Passing out pairs of stress balls and reminding his students that the ping-pong-size rubber balls touch on the dozens of acupuncture points in the hands as they handle them, Mazeroff talks about the top two stress relievers: Exercise and social support. A Psychology instructor, he explains that the sense of smell is the only sense that bypasses the thalamus — which relays sensory impulses to the cerebral cortex — and instead goes directly to the limbic system, the brain’s emotional control center.
“That’s why aromas evoke memories — both positive and negative,” he says, explaining that during stress the sense of smell is enhanced and therefore primed for delivery of a calming aroma.
There’s nothing new about aromatherapy or the use of natural oils, which dates back more than 1,000 years, Jones told the class. A blend called Thieves Oil originated during the plague in the 1300s when thieves would put a few drops of oils of clove, lemon, cinnamon bark, rosemary and eucalyptus on a mask to protect them when they plundered the homes of ailing victims.
In recent times the same blend has been shown to be anti-viral, anti-bacterial, antiseptic and immune system stimulating, Jones says.
Overnight, the students tested their stress-relieving formulas on friends and relatives.
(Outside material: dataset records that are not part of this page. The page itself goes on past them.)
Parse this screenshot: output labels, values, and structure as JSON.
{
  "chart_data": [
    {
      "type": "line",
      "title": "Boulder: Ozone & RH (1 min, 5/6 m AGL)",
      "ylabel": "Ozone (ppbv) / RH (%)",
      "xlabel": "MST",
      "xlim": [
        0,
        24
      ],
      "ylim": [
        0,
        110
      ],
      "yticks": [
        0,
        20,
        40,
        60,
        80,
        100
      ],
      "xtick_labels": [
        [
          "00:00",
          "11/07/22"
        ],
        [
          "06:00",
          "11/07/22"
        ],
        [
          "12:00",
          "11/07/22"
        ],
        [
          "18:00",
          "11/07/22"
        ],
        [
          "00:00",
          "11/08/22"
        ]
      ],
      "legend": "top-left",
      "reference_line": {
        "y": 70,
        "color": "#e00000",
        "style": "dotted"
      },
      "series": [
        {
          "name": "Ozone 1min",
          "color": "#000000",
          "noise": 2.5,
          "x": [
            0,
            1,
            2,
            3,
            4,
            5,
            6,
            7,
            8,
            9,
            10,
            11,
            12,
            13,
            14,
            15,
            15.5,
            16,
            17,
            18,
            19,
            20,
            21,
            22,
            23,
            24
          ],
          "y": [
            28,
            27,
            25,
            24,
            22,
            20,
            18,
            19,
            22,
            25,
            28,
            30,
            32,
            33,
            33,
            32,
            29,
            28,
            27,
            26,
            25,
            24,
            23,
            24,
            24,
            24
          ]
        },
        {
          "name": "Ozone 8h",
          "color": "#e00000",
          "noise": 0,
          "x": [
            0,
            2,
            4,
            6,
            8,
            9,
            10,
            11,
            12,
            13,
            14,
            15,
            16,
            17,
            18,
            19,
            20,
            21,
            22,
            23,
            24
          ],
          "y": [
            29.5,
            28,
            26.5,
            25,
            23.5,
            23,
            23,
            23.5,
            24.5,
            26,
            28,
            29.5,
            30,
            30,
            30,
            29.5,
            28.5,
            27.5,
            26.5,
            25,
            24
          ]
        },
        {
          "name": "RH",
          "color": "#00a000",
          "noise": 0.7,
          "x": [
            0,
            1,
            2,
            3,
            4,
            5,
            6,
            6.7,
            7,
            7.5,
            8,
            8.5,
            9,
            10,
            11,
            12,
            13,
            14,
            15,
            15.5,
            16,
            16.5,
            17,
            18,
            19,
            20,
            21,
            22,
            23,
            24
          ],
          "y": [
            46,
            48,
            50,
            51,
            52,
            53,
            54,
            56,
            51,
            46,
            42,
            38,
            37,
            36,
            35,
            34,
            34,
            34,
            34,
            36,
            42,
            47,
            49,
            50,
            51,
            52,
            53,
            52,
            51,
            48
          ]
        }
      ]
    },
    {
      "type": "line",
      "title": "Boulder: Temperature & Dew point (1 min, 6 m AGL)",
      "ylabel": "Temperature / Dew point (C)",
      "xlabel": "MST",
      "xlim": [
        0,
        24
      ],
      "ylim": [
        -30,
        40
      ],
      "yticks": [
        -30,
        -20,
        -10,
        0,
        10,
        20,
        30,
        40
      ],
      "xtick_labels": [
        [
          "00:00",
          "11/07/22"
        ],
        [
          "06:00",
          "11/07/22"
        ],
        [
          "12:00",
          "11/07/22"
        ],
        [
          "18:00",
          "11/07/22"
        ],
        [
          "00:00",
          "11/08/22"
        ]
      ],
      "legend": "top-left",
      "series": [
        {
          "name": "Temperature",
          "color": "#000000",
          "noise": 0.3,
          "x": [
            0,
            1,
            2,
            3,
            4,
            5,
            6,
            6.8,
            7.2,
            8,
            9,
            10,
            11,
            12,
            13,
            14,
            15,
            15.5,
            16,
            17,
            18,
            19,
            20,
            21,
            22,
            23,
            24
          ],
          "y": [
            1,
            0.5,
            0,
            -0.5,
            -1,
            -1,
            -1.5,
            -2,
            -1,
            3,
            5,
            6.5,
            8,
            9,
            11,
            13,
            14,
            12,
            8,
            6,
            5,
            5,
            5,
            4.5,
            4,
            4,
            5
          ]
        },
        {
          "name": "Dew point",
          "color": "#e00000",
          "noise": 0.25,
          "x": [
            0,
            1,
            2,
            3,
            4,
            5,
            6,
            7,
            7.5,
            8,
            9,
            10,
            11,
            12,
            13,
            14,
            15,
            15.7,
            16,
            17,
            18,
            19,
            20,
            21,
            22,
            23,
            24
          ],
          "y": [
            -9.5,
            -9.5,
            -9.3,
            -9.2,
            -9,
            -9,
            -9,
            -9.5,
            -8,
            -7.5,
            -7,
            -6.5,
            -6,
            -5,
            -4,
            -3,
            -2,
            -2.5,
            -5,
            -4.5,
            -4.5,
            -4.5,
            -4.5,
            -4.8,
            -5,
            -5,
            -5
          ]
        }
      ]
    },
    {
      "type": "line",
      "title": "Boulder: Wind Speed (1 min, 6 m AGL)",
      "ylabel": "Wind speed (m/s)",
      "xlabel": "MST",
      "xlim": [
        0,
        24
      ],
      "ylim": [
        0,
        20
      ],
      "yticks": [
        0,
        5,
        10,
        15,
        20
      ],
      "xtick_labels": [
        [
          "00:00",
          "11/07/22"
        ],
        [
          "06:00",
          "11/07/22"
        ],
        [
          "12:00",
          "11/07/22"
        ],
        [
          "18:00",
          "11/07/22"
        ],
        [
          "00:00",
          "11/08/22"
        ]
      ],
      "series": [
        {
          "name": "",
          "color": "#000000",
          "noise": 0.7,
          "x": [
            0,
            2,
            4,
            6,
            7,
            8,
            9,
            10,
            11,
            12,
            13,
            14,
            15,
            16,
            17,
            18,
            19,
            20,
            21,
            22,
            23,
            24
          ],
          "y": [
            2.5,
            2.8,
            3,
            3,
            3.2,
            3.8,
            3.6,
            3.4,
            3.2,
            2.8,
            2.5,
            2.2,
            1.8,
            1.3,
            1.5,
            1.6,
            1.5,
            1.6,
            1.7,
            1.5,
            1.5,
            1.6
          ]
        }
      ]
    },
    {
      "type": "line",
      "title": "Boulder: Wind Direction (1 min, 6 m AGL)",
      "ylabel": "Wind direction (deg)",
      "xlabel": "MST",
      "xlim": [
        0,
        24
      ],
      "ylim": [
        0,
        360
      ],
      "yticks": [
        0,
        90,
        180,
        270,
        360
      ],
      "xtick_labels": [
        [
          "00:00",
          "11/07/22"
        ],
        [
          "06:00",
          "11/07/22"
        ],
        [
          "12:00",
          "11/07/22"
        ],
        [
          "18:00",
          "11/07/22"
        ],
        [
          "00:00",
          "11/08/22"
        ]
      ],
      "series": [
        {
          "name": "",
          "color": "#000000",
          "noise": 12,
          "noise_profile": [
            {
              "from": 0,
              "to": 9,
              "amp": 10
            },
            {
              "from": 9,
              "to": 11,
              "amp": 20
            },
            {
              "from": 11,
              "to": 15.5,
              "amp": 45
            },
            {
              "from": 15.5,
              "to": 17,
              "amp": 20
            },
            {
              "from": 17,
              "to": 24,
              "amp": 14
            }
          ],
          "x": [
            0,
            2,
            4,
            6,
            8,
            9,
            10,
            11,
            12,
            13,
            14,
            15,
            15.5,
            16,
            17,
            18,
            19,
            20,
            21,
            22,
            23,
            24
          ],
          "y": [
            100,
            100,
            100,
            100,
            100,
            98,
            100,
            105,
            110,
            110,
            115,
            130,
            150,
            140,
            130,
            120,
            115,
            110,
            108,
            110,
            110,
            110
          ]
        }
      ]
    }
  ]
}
Palmer’s boyfriend thought her recipe of lavender and chamomile truly had a calming effect, and Crawley said his mom liked his cinnamon-peppermint blend.
D’Amato’s mom has used essential oils and wanted to guess the scents in her blend, but was only able to identify bergamot not jasmine or grapefruit. While everyone knew there was citrus in the recipe, no one identified it as grapefruit.
When Hollinger’s mom sniffed her pure peppermint inhaler, she smiled and said she wasn’t surprised. It seems Hollinger has always loved peppermint, and it’s the scent her mom melted in the wax warmer when Hollinger was a baby.
“It makes me feel so warm and comfortable, and now I have an idea of why,” she says.
Senior Psychology majors Paulina Hollinger and Krystal D'Amato create their own stress-relieving scents during McDaniel's Jan Term Coping with Stress class.